"Bundaa~" panggil Chika yang melihat Ayana sedang membersihkan halaman depan rumah.
"Loh Chika? Kok kamu sudah pulang jam segini?" Tanya Ayana, sebab Chika pulang lebih awal dari biasanya.
"Iya bund, guru ada rapat di sekolah. Jadi anak-anak dipulangin lebih awal," jelas Chika.
"Loh kak Damar ga ada keluar rumah buat jemput kamu, terus tadi pulang sama siapa?"
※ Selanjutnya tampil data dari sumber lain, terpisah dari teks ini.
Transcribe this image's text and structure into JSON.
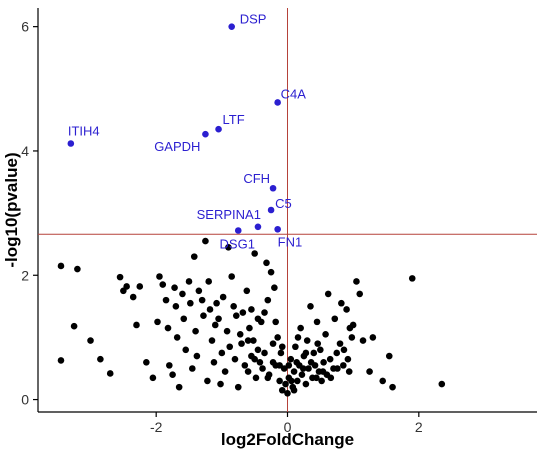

"Pesen ojek bund," jawab Chika.
"Yasudah, kamu bersih-bersih dulu sana, terus makan kalau laper," kata Ayana.
"Iya bund."
Chika masuk ke dalam rumah dan langsung menuju kamar untuk berganti baju. Setelah berganti baju dia duduk di tepi ranjang dengan lesu. Memperhatikan setiap sudut kamarnya yang terasa sepi.
"Alzee! Keluar dong. Ada yang mau aku bicarain," kata Chika. Tapi hening. Masih tak ada tanda-tanda Alzee menampakkan dirinya.
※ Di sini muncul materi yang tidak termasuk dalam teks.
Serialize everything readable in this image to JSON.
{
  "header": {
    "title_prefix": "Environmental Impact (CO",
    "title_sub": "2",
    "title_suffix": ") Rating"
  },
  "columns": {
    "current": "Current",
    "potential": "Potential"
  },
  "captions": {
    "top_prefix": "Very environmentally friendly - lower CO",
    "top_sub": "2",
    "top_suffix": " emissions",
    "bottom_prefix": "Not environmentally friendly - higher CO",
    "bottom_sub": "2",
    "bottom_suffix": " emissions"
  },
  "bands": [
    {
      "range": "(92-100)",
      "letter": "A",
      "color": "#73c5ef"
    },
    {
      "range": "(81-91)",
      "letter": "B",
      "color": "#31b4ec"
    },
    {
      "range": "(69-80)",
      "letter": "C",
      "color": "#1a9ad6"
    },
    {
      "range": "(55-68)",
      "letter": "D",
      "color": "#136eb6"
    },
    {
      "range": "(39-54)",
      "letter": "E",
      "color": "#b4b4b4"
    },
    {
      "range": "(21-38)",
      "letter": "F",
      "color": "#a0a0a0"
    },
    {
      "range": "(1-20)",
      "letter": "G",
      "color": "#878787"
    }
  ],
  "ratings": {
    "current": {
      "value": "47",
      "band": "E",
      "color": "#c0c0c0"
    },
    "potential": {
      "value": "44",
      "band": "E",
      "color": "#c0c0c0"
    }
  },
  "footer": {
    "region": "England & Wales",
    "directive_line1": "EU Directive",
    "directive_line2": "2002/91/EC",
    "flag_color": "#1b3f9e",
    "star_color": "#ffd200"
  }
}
"Gini aja deh. Coba kamu lakuin apa pun terserah yang ngebuktiin kalau kamu ada di sekitar sini," pinta Chika. Tapi masih saja hening. Alzee sepertinya benar-benar marah dengan Chika dan tak mau lagi menampakkan diri di depan Chika.
Hufft~
Chika menghembuskan napas lelah. Apa yang harus dia lakukan setelah ini agar membuat Alzee tak marah lagi dengannya? Chika seharusnya senang karena tak lagi berurusan dengan dunia perhantuan, tapi entah kenapa dia sekarang malah kesepian tanpa adanya Alzee yang sering mengganggunya.
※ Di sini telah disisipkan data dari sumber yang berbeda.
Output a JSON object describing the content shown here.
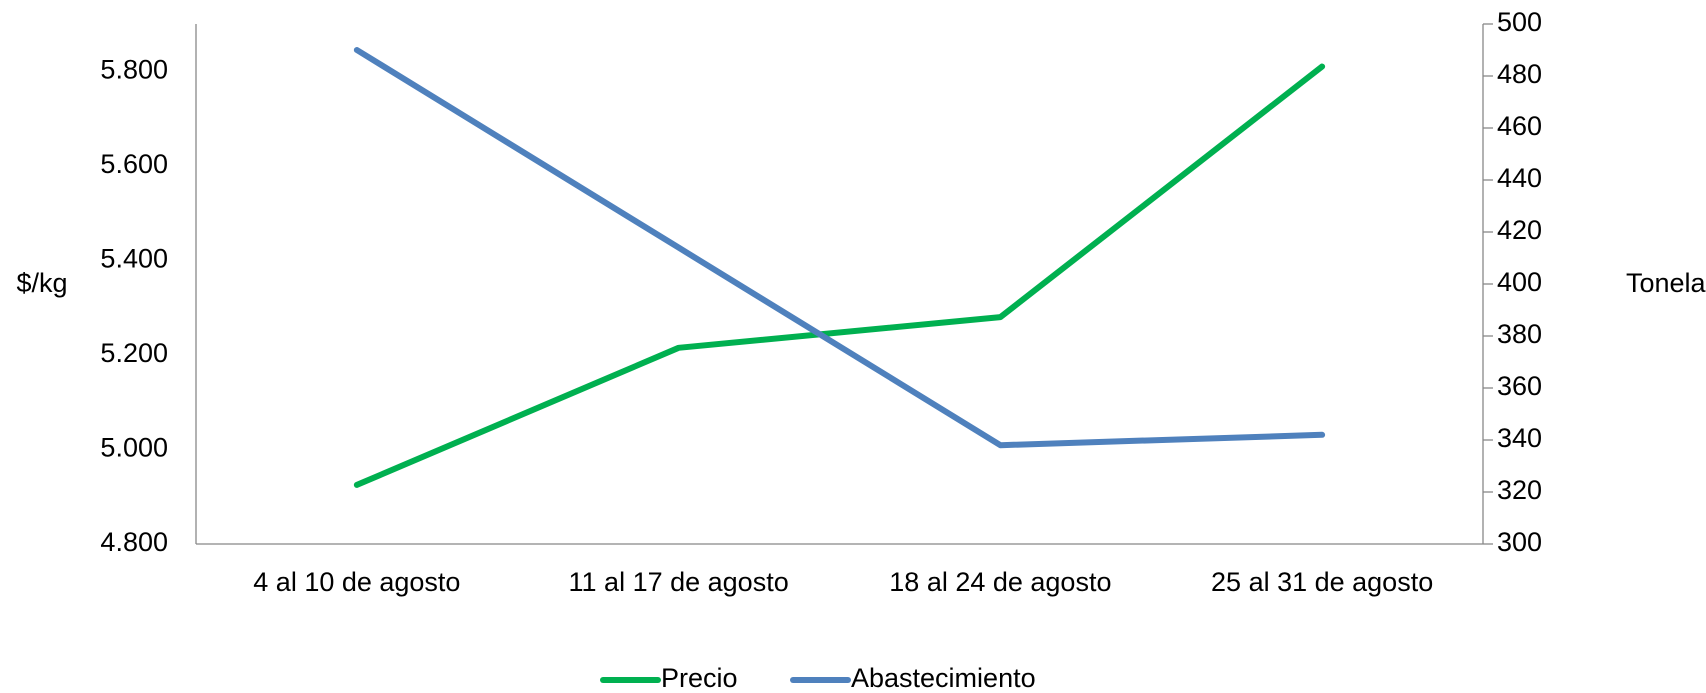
{
  "chart_data": {
    "type": "line",
    "categories": [
      "4 al 10 de agosto",
      "11 al 17 de agosto",
      "18 al 24 de agosto",
      "25 al 31 de agosto"
    ],
    "y_label": "$/kg",
    "y2_label": "Toneladas",
    "ylim": [
      4800,
      5900
    ],
    "yticks": [
      {
        "value": 4800,
        "label": "4.800"
      },
      {
        "value": 5000,
        "label": "5.000"
      },
      {
        "value": 5200,
        "label": "5.200"
      },
      {
        "value": 5400,
        "label": "5.400"
      },
      {
        "value": 5600,
        "label": "5.600"
      },
      {
        "value": 5800,
        "label": "5.800"
      }
    ],
    "y2lim": [
      300,
      500
    ],
    "y2ticks": [
      300,
      320,
      340,
      360,
      380,
      400,
      420,
      440,
      460,
      480,
      500
    ],
    "series": [
      {
        "name": "Precio",
        "color": "#00b050",
        "values": [
          4925,
          5215,
          5280,
          5810
        ]
      },
      {
        "name": "Abastecimiento",
        "color": "#4f81bd",
        "axis": "y2",
        "values": [
          490,
          414,
          338,
          342
        ]
      }
    ],
    "legend": "bottom"
  }
}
"Oke! Alzee, aku minta maaf kalau perkataan aku kemarin keterlaluan sampai bikin kamu marah. Aku ga marah lagi sama kamu soal kejadian boneka kamerin. Aku minta maaf Alzee. Ayo nampakin diri kamu, kita ngobrolin lagi. Ayo Alzee!" Chika berharap Alzee mendengar permintaan maaf darinya. Meskipun pada akhirnya Alzee tetap tidak menampakkan diri seperti yang Chika minta.
"Kamu pasti marah banget sama aku ya? Maaf Alzee," sesal Chika. Dia sudah lelah. Dia tak tau lagi harus apa biar Alzee memaafkannya. Dia bukan dukun yang bisa tau bagaimana cara mengusir atau mengundang makhluk seperti Alzee ini.
Chika beranjak pergi ke dapur karena merasakan haus ditenggorokkannya. Di dapur dia bertemu dengan Damar yang sedang mengambil air dingin di kulkas.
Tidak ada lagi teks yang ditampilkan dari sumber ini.